ONTARIO - To many people, the Ontario government’s recent announcement that all homes must have an energy audit before being sold must sound like a good idea. In fact, the legislation states that an energy audit is required prior to all real property transactions, including leases.

So much the better, some may say.

The legislation does not actually specify that an independent audit is required. That intention was announced by the government, and would have to be spelled out in regulations. The legislation actually specifies that sellers must provide “information, reports or ratings” on “energy consumption and efficiency.” The government says the audits should cost about $300.

However, a province-wide audit infrastructure does not yet exist so the market price for audits once they are in demand is yet to be determined.

There are certainly positive aspects to mandatory audits. Everyone who buys a home will get some information on the energy efficiency of the home (property) they are buying. It will increase consumers’ awareness about this aspect of real estate. And it will incent some potential sellers to take steps to improve the energy efficiency of their properties.

However, forcing energy audits on sellers is both inefficient and problematic.

Firstly, not all purchasers will want or make us of this service, regardless of whether or not some think they should have it. The intent of the legislation is to provide value to purchasers. However, energy efficiency may not be a priority for the purchaser, because they are interested in the property for other reasons. Therefore, the expense will be wasted in many circumstances, making it inefficient.

A second problem is that the scheme will create a considerable amount of energy consumption. There are about 460,000 real estate transactions in Ontario every year. Most audits will require a return truck or van trip by auditors to each property, consuming energy. The infrastructure of a bourgeoning home audit industry will also generate significant energy consumption.
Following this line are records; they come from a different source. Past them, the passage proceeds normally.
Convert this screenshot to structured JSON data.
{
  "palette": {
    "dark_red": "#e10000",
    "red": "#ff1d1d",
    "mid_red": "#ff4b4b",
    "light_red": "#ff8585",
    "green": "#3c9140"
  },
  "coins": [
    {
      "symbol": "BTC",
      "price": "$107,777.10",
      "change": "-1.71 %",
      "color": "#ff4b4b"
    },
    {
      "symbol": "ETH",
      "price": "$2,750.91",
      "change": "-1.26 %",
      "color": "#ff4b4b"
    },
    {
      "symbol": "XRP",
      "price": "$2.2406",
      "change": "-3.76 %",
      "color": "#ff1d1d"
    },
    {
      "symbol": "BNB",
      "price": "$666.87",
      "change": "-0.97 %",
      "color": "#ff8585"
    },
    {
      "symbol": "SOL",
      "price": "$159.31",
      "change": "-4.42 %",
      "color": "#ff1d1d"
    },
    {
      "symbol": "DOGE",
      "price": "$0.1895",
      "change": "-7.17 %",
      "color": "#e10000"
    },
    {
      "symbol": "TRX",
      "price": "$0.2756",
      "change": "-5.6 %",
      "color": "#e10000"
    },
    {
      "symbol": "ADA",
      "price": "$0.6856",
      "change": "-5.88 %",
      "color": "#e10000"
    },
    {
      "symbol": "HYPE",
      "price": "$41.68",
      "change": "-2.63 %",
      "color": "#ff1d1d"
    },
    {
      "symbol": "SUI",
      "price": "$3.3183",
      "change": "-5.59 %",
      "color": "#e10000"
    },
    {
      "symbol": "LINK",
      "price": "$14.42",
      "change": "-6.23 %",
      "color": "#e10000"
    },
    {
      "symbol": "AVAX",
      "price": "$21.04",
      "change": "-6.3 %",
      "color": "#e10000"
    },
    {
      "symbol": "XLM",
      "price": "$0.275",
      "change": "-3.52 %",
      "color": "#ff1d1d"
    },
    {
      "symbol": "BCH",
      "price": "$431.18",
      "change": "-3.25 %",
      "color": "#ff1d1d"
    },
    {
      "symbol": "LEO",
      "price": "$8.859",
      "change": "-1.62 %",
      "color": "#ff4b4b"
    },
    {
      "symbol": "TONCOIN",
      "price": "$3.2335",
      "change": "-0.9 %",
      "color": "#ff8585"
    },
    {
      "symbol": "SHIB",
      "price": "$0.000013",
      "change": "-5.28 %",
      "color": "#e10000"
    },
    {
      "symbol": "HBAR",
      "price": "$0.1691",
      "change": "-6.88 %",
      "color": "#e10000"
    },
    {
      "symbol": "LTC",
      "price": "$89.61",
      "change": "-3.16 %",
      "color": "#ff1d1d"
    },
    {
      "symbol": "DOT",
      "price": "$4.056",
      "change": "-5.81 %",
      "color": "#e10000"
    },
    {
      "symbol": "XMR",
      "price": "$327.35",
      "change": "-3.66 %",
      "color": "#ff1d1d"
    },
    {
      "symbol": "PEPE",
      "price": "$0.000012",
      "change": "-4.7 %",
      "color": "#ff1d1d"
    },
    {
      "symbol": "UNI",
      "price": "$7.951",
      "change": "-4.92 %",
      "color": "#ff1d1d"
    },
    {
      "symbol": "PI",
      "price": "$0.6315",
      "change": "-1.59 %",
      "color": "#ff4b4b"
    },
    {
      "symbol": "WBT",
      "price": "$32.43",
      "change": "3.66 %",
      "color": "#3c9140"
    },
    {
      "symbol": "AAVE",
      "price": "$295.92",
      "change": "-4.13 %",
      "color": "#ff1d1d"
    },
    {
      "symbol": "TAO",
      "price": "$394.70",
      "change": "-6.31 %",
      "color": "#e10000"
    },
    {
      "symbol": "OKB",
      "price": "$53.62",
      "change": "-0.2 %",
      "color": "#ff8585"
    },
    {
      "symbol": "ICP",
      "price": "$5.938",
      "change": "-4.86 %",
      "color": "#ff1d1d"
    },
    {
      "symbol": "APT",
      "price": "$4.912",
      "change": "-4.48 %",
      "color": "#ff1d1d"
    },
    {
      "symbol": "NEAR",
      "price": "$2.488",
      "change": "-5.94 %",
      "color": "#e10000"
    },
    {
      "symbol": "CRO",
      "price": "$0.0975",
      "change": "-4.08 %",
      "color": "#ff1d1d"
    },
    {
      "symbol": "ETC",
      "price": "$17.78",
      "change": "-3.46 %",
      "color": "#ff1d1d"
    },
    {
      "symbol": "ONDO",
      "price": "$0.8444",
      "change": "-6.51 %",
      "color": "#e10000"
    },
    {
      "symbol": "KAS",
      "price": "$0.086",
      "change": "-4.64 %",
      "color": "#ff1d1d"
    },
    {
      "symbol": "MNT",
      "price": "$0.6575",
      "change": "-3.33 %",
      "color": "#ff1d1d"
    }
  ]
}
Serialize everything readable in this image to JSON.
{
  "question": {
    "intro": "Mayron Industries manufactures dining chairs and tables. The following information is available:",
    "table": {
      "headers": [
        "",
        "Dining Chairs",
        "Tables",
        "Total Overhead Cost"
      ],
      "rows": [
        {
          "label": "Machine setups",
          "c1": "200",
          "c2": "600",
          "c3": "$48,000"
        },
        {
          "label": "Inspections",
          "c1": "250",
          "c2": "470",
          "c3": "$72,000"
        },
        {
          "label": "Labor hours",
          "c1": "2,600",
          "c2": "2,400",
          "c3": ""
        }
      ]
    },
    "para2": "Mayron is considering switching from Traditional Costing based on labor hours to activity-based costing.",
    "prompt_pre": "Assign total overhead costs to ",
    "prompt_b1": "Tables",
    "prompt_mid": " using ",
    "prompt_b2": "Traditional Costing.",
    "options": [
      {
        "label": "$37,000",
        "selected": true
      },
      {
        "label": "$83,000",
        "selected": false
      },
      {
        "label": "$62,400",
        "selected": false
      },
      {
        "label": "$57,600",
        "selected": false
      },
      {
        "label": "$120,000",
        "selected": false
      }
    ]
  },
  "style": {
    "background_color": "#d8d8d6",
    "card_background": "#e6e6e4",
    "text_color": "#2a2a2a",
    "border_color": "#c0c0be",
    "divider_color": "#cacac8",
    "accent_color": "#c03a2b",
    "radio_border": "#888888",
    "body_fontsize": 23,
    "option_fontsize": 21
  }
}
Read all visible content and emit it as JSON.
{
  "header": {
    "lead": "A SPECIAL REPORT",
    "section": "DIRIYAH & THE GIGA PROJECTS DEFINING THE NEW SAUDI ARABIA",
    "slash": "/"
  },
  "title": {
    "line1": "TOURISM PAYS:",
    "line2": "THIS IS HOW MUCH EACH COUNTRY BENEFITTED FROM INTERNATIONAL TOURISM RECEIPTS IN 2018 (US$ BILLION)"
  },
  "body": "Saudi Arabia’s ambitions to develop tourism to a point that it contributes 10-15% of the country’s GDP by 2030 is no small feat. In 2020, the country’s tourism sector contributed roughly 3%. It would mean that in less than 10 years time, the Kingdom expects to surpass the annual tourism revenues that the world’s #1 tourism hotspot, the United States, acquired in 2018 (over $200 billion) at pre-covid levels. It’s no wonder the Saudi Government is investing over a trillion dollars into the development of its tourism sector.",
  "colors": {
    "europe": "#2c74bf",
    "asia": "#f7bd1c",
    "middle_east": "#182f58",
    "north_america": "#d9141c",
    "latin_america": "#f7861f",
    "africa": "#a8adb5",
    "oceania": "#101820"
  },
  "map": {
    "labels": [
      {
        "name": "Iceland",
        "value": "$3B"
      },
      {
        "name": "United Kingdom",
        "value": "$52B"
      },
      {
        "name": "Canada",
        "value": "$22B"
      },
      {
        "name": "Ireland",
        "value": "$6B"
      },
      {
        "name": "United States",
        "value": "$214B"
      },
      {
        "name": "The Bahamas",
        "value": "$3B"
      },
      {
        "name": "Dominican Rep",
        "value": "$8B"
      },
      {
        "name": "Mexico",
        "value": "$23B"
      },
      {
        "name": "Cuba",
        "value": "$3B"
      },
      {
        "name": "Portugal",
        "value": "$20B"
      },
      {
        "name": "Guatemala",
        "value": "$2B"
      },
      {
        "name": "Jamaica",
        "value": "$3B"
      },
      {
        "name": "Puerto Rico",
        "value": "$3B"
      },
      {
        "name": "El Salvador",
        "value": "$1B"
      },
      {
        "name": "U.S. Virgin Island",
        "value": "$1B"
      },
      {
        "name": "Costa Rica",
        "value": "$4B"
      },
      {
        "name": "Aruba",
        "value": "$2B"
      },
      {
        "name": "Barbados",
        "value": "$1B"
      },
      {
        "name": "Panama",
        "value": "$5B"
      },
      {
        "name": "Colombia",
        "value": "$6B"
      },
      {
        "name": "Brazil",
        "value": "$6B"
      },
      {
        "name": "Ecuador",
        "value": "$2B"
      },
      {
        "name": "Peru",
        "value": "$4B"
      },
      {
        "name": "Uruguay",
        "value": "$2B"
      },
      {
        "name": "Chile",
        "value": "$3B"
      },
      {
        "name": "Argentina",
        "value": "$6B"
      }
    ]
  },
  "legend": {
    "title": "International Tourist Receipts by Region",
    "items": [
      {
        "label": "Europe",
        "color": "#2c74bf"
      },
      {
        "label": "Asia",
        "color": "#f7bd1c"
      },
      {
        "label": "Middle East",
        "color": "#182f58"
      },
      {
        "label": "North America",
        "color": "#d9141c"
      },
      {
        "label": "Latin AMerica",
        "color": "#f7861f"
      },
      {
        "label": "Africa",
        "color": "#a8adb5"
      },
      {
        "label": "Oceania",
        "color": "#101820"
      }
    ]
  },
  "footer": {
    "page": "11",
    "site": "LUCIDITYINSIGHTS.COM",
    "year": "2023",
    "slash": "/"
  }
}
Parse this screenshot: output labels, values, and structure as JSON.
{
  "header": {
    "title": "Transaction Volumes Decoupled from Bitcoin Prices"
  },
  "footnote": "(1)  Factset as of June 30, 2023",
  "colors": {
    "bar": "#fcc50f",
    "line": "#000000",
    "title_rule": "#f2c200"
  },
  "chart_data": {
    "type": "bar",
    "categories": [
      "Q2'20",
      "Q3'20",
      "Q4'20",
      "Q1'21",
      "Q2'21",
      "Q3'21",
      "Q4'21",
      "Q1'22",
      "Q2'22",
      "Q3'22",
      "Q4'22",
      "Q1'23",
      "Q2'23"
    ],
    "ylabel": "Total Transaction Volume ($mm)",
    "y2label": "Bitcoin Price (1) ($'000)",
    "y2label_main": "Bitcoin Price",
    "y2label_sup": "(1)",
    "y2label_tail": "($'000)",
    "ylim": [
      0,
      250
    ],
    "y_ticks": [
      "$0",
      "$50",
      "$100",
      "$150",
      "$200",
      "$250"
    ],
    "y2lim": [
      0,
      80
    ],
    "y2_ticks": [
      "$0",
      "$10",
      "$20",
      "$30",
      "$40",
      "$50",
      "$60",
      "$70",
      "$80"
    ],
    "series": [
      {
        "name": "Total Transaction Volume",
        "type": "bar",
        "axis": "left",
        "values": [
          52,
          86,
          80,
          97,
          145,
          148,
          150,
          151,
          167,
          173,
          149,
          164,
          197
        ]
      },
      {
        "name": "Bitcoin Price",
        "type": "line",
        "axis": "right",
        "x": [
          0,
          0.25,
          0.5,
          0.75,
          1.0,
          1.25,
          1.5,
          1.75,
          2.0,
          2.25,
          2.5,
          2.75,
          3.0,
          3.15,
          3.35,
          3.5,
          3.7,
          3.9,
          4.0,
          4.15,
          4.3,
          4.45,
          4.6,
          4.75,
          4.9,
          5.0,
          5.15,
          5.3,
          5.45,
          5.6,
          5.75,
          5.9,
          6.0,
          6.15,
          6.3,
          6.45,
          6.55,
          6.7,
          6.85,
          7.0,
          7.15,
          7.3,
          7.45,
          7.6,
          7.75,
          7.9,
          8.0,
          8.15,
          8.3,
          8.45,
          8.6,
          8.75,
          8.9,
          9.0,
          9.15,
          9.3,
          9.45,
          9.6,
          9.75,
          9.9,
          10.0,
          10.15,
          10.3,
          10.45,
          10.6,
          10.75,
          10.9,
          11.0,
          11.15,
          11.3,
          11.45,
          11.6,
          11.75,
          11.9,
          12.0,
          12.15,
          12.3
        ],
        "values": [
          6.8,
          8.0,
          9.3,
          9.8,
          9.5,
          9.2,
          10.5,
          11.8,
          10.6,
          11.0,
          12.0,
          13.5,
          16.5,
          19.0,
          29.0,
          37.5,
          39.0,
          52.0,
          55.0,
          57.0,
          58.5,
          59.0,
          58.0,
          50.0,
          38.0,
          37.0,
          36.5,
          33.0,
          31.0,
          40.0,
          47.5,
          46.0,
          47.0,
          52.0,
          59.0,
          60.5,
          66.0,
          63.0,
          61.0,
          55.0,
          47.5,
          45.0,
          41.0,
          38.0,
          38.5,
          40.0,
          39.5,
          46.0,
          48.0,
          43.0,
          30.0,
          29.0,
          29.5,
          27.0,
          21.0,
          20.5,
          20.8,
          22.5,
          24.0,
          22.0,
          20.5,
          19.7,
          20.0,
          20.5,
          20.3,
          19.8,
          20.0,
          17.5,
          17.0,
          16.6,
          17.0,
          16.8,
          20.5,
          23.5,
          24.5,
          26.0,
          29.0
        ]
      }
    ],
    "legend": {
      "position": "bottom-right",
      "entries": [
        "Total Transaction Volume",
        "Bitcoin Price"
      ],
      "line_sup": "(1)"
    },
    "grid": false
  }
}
A third problem is that many homes (properties) do not really need an audit. If they are relatively new homes, they will have had to meet building code standards for energy efficiency, making the information provided of little use to the buyer. Another example is condominiums, where neither buyer nor seller has much control over the energy efficiency of the condominium unit. In condominiums, the main parts of the infrastructure that determine energy efficiency are controlled by the condominium corporation, not the unit owner.

Another problem is that information from a standardized system like this often does not provide customers with the information they are interested in, or in a format that meets their needs.

Adding to the last problem, the audit will be paid for by the seller, not the buyer, making the seller the client. This introduces moral hazard into the system, where sellers look for auditors who provide favourable audits, and find auditors willing to comply. The legislation does not indicate whether or not there will be standards for, or policing of energy auditors.

A final key problem is that the new cost associated with the energy audits must come at the expense of something else. In the language of economists this is the “opportunity cost.” The money spent on the audit may come out of capital expenditures on energy efficiency, which already have a high priority with Ontarians. Or it may come out of other important priorities, such as improving the building’s health and safety. The point is that it is not a free new benefit. It comes at the expense of something else. Given that it does so inefficiently, it is not a great idea.

In this age of growing consumer awareness and interest in energy conservation, a mandatory audit approach is not necessary. The most efficient option is to let those who value energy audits to pay to have them done. The consumer is the best one to judge when such audits will have value, what specific information they need, and in what format.

Given that so many purchasers these days already have independent inspections done before buying, it is clear that consumers are not shy about paying to get the information they value prior to making an important purchasing decision. In fact, purchasers can easily ask their home inspector to opine on energy efficiency, without necessitating a second inspection.